Likwidują premie, ograniczają dodatki do pensji, tną koszty podróży służbowych, telefonów i obiadów.
Jeszcze gorszy los czeka tysiące pracowników, którzy w tym roku stracą pracę. Według firmy badawczej Experian, w tym roku w globalnym sektorze finansowym zniknie ok. 200 tysięcy etatów. A trzeba przypomnieć, że 65 tysięcy już zlikwidowano od sierpnia 2007 roku. To wprawdzie niewiele przy 12 milionach pracowników, których zatrudniają instytucje finansowe w USA i w Europie, ale w niektórych częściach rynku cięcia mogą być bardzo dotkliwe. Przede wszystkim w bankach inwestycyjnych, gdzie w I półroczu zatrudnienie ma spaść o ok. 15 proc. To w USA. W Europie cięcia mają być nieco mniejsze – posadę straci co dziesiąty z pracowników.
Te prognozy już się sprawdzają. Plany zwolnień idących w tysiące etatów ogłosiło w ostatnich tygodniach kilka globalnych banków.
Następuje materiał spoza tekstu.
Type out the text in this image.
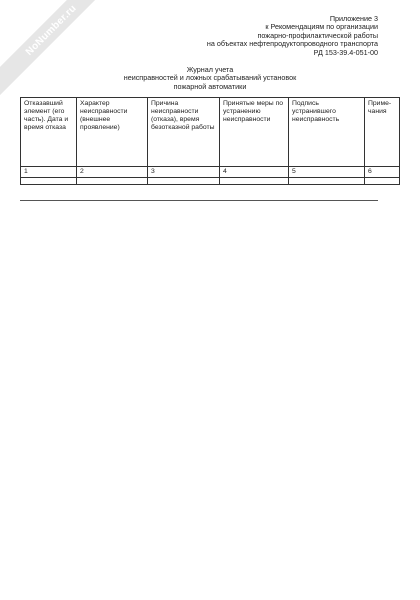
NoNumber.ru	Приложение 3
к Рекомендациям по организации
пожарно-профилактической работы
на объектах нефтепродуктопроводного транспорта
РД 153-39.4-051-00
Журнал учета
неисправностей и ложных срабатываний установок
пожарной автоматики
Отказавший элемент (его часть). Дата и время отказа	Характер неисправности (внешнее проявление)	Причина неисправности (отказа), время безотказной работы	Принятые меры по устранению неисправности	Подпись устранившего неисправность	Приме-чания
1	2	3	4	5	6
Po Merrill Lynch, JP Morgan, Credit Suisse i Citigroup ostatnio UBS, największy bank w Szwajcarii, zapowiedział, że do połowy przyszłego roku zetnie 5,5 tys. ze swych 83,8 tys. etatów.
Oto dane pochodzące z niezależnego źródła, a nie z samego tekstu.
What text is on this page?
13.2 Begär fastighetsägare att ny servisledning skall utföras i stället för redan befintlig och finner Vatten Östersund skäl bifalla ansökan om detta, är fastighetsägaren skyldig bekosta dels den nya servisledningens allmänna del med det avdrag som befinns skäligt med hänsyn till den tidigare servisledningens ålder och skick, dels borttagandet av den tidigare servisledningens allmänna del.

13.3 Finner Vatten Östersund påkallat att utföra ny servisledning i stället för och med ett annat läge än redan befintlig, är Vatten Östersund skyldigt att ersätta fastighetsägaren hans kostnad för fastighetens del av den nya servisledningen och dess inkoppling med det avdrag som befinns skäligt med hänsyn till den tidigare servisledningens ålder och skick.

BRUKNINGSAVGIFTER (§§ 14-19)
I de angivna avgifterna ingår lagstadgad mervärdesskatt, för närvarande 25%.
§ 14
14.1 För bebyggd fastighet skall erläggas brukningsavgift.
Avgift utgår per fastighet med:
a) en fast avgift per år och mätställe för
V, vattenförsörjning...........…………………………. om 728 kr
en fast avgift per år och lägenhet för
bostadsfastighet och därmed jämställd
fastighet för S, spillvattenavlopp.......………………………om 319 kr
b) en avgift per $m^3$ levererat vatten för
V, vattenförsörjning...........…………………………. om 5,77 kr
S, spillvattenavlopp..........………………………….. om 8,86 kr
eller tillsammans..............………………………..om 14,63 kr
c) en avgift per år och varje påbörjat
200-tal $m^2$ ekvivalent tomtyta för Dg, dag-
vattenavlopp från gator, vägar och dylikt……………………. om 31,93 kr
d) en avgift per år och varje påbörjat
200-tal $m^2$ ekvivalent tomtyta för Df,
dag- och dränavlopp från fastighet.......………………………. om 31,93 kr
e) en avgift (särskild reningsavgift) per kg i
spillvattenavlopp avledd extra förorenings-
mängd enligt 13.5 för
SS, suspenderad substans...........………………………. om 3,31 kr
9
Większość z planowanych zwolnień dotknie oddziały w USA, ale nie obejdzie się bez dotkliwych strat w londyńskim City. Jak prognozuje Centre for Economic and Business Research, do końca przyszłego roku pracę straci tam 20 tys. osób. O jeszcze większych cięciach mówi działająca na rynku nieruchomości firma CB Richard Ellis. Według niej z pracą w City może się tam pożegnać 25 tysięcy osób, co wpłynie na dalszą obniżkę czynszów w londyńskich biurowcach. Według niedawnych prognoz JP Morgan liczba zwolnień może być jeszcze większa, obejmując nawet 40 tys. etatów.
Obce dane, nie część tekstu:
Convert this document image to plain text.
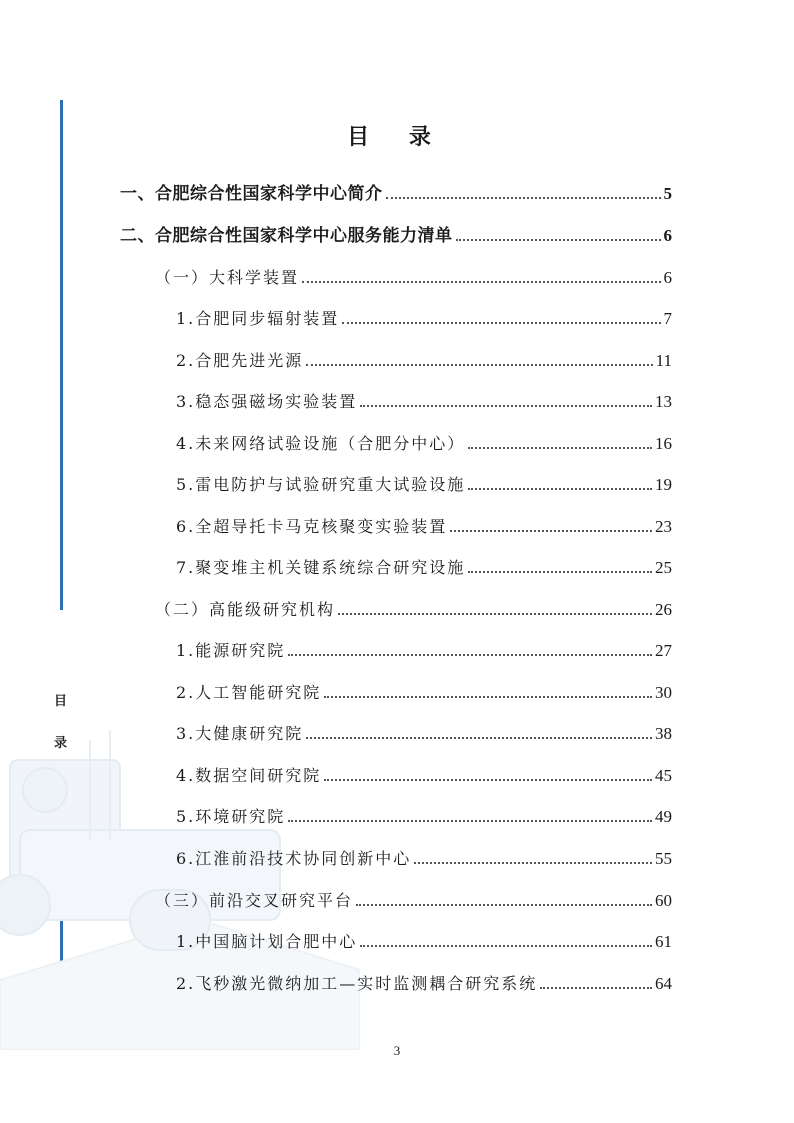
目
录
目 录
一、合肥综合性国家科学中心简介	5
二、合肥综合性国家科学中心服务能力清单	6
（一）大科学装置	6
1.合肥同步辐射装置	7
2.合肥先进光源	11
3.稳态强磁场实验装置	13
4.未来网络试验设施（合肥分中心）	16
5.雷电防护与试验研究重大试验设施	19
6.全超导托卡马克核聚变实验装置	23
7.聚变堆主机关键系统综合研究设施	25
（二）高能级研究机构	26
1.能源研究院	27
2.人工智能研究院	30
3.大健康研究院	38
4.数据空间研究院	45
5.环境研究院	49
6.江淮前沿技术协同创新中心	55
（三）前沿交叉研究平台	60
1.中国脑计划合肥中心	61
2.飞秒激光微纳加工—实时监测耦合研究系统	64
3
Ci, którzy nie stracą pracy, będą musieli się pogodzić z dużo mniejszymi zarobkami. Praca w finansach należała w ostatnich latach do najbardziej atrakcyjnych w świecie. Legendy krążyły o przyjęciach wydawanych przez londyńskich maklerów, którzy najdroższymi winami fetowali wielomilionowe roczne premie. W 2006 r. łączna wielkość tych bonusów sięgnęła 9 mld funtów, a w ubiegłym roku, a więc już po krachu na rynku kredytów, przekroczyła 7 mld funtów.